Pela cidade, circulam os mais diversos tipos de pessoas, jovens e
velhos, homens e mulheres, bem sucedidos e figuras marginalizadas, dedicados
trabalhadores, espertalhões e aproveitadores, vítimas. Gente que oscila entre o amor e a morte,
entre o sucesso e o fracasso, entre a alegria e a tristeza, entre o
enamoramento e a traição. Ou seja, tudo
cabe e tudo está em Roma, a grande cidade que contempla tudo que é humano em
sua amplitude e diversidade.
Não se
trata, porém, de mais um retrato de Roma e de suas histórias, já bem contadas
pelo cinema italiano clássico. Trata-se
de uma Roma contemporânea, portanto, sujeita às mazelas da crise climática que
atinge a todos mundo afora.
A
cidade está há muito tempo sem chuva, vivendo uma crise séria de falta de água,
que produz uma sede monumental e o racionamento pesado da água, que acaba sendo
disputada em galões da potável em filas pelas ruas. Advêm as proibições, os limites, as
perseguições aos que ousem, por exemplo, querer lavar o carro, atividade,
naturalmente, proibidíssima. Enquanto
isso, as baratas circulam livremente e um vírus misterioso produz uma epidemia
que paralisa e derruba pelo sono, afetando a vida das pessoas e também sendo
fatal.
Esse
quadro todo nos obriga a olhar para o que estamos vivendo hoje, com a questão
ambiental se materializando numa crise climática que transforma tudo e põe em
sério risco todo o planeta. Não dá para
não ver, não se importar com o que nos afeta, queiramos ou não. No entanto, como os personagens de “Seca”, a
vida continua num dia-a-dia agitado, embora muito tomado pelas mudanças
climáticas que nos atingem de muitas formas.
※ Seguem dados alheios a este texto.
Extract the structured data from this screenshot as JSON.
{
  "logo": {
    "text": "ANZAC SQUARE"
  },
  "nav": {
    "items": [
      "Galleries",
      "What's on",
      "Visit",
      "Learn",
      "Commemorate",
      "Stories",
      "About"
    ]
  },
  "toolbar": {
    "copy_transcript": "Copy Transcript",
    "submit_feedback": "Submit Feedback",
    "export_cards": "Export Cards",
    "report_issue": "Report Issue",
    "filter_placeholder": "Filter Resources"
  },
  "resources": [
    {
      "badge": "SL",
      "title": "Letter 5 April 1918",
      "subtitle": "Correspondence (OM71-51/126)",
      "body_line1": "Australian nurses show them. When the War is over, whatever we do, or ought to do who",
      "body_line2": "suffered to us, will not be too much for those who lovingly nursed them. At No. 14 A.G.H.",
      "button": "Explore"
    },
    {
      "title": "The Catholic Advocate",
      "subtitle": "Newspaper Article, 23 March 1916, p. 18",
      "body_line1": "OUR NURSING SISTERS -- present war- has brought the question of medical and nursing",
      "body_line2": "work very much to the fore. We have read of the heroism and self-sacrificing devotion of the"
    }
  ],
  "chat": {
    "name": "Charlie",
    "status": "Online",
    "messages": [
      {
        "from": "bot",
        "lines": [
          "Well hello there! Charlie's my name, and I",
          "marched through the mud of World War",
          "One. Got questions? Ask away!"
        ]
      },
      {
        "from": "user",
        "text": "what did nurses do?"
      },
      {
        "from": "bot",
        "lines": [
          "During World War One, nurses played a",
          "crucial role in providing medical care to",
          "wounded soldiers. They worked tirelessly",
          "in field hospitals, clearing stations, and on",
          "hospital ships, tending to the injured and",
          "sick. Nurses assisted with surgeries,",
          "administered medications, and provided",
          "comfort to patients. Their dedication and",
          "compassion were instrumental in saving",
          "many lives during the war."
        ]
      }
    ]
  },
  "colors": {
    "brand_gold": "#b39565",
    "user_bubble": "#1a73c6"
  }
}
Uma delas é a aparição de doenças, epidemias, que reviram
comportamentos, atitudes, princípios.
A
alegoria desta Roma seca é evidente: nossas histórias nunca mais serão as
mesmas. E quem viveu um sonho feliz de
cidade, como diria Caetano de sua Salvador, não conseguirá mais. Já não somos os mesmos, as cidades já não são
as mesmas, tudo mudou. Sabemos disso,
mas o que fazer com isso, afinal? Lutar
pela salvação do planeta, claro, do modo como pudermos. Sem nostalgias inúteis. E cobrando das autoridades políticas globais.
Esse
contexto, digamos, tragicômico, fala mais alto do que todas as subtramas, de
diferentes personagens, que circulam simultaneamente por Roma, vivendo seus
dramas pessoais, cada um à sua maneira, alguns mais afetados pelo que sucede ao
coletivo do que outros. Os que trabalham
em hospitais, por exemplo. Mas todos têm
suas histórias multiplicadas ou potencializadas pela crise.
Se o
filme reduzisse o número de histórias e de personagens seu recado central seria
melhor dado e assimilado. O
entretenimento é parte importante da realização cinematográfica, mas o excesso
de situações que se apresentam atrapalha um pouco a fruição do filme. “Seca” é rigorosamente moderno e atual. Tem um excelente elenco, uma direção afiada e
fala muito de perto a todos nós.
“Seca”,
do diretor Paolo Virzì, de filmes como “A Primeira Coisa Bela”, de 2010, e
“Capital Humano”, de 2013, faz parte do Festival do Cinema Italiano que
acontece presencialmente e on line,
de forma gratuita, até 04 de dezembro de 2022.